You don't! For this circuit, without reactive components, the gain will be independent of the signal frequency.

This will hold true for ideal components (which you are simulating here), but in the real world you'd want to remain within a given op-amp's operating bandwidth. Outside of the "flat" region gain will roll off and phase shift with frequency will need to be considered. Such topics are likely outside of the scope of your current course. Maybe next term

 

[peasngravy]

Fortunately for me there won't be another term! This course is just something I did for my own benefit. I started it a couple of years ago when i was made redundant and thought I should do something to fill the time. Got another job pretty quickly though so its been much slower progress than I hoped

So regarding the gain - do I just want to divide the 4 inputs so that each one gives 1.25v?

 

[berkeman]

It might well be an inverted version of the desired waveform and centered about zero volts. An inverting op-amp configuration might be a real benefit here

Hah! That would be pretty smart to use the FS for the inverted Sawtooth, in order to save one opamp stage in the final circuit. I need to remember that trick...

 

[gneill]

So regarding the gain - do I just want to divide the 4 inputs so that each one gives 1.25v?

You can adjust the gain overall by simply altering the feedback resistor, no?

 

[gneill]

Hah! That would be pretty smart to use the FS for the inverted Sawtooth, in order to save one opamp stage in the final circuit. I need to remember that trick...

More than that, it also avoids dealing with the negative and positive terms separately!

 

[peasngravy]

Do you think my circuit looks correct then, other than adjusting the feedback resistor?

I have now gone for the 1k, 2k, 3k and 4k frequencies like you said



Obviously I still need to add the offset and deal with the inverted output but i can do that once i get the correct waveform (which currently looks like this:)

 

[berkeman]

Do you think my circuit looks correct then, other than adjusting the feedback resistor?

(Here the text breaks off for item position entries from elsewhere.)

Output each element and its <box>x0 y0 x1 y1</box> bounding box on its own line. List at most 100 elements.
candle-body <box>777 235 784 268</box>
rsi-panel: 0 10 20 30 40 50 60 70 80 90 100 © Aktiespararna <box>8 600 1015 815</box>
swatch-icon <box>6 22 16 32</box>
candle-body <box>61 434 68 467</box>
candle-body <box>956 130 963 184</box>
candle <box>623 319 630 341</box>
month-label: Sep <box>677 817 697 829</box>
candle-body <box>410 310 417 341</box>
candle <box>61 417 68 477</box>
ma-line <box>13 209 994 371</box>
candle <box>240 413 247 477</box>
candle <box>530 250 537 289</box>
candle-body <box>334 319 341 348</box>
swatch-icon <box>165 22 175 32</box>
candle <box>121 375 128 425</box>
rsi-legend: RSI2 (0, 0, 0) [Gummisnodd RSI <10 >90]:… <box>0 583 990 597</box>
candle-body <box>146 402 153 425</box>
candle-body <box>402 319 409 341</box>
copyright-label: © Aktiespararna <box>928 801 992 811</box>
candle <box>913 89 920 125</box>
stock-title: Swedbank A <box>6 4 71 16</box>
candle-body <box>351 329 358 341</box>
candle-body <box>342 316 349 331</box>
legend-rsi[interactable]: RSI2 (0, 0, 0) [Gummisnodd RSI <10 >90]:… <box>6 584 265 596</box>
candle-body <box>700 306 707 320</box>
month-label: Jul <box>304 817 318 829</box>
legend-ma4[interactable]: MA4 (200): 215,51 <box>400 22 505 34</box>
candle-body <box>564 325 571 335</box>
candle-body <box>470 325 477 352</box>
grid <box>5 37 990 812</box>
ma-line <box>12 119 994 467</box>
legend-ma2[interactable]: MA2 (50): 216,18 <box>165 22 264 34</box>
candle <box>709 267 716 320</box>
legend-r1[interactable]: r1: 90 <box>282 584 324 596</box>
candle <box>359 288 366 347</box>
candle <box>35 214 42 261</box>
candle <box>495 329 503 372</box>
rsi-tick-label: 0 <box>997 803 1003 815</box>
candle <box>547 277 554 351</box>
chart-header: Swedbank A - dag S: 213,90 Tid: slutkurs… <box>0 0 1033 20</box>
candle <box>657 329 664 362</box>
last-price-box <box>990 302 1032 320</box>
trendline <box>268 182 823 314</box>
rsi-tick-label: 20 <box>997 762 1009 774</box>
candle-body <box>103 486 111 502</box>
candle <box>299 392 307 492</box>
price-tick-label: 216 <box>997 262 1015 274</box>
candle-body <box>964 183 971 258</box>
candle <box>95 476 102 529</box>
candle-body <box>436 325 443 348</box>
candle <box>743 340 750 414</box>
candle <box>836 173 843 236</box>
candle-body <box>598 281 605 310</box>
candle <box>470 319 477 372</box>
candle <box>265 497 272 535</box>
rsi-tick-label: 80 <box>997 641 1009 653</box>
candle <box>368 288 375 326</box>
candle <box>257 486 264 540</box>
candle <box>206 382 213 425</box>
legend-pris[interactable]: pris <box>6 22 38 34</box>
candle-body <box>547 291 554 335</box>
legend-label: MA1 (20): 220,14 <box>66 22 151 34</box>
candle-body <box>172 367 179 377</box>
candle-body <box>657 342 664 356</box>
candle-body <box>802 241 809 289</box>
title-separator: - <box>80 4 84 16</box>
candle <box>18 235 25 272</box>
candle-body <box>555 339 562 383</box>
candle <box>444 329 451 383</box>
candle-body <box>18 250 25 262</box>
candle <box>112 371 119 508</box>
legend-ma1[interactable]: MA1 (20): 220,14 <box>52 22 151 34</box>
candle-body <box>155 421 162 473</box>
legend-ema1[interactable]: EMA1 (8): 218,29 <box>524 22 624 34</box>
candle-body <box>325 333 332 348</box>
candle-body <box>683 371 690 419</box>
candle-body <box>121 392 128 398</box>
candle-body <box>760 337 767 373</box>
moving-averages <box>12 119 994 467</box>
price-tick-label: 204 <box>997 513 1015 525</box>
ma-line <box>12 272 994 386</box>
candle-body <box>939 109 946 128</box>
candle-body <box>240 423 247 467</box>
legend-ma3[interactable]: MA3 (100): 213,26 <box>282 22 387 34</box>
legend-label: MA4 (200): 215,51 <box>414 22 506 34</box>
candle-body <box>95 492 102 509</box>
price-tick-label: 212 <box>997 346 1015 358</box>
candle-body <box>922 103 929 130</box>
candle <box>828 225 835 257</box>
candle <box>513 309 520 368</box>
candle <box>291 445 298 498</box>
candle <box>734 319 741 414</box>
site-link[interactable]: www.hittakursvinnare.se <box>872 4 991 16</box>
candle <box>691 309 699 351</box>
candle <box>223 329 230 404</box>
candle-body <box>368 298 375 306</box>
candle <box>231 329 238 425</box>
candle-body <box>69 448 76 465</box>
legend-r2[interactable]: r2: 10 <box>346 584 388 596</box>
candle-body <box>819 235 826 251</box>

You still need to adjust the series resistors for each of the AC Sources to get the FS coefficients. That is one reason you don't have a near-sawtooth waveform yet...

 

[peasngravy]

I have messed around with those but I am at a loss at what to try now. Should they be something like 10k, 20k, 30k and 40k?

 

[berkeman]

I have messed around with those but I am at a loss at what to try now. Should they be something like 10k, 20k, 30k and 40k?

Yeah, something like that...

 

[peasngravy]

Yeah, something like that...

I tried this circuit on different software and it's almost exactly what I'm after!

I was using simetrix - when I build the exact same circuit on circuitlab online, I get a completely different waveform

 

[peasngravy]

Thank you so much for your patience today and for staying with me - I have no idea why that software shows the waveform differently but at least I am there now.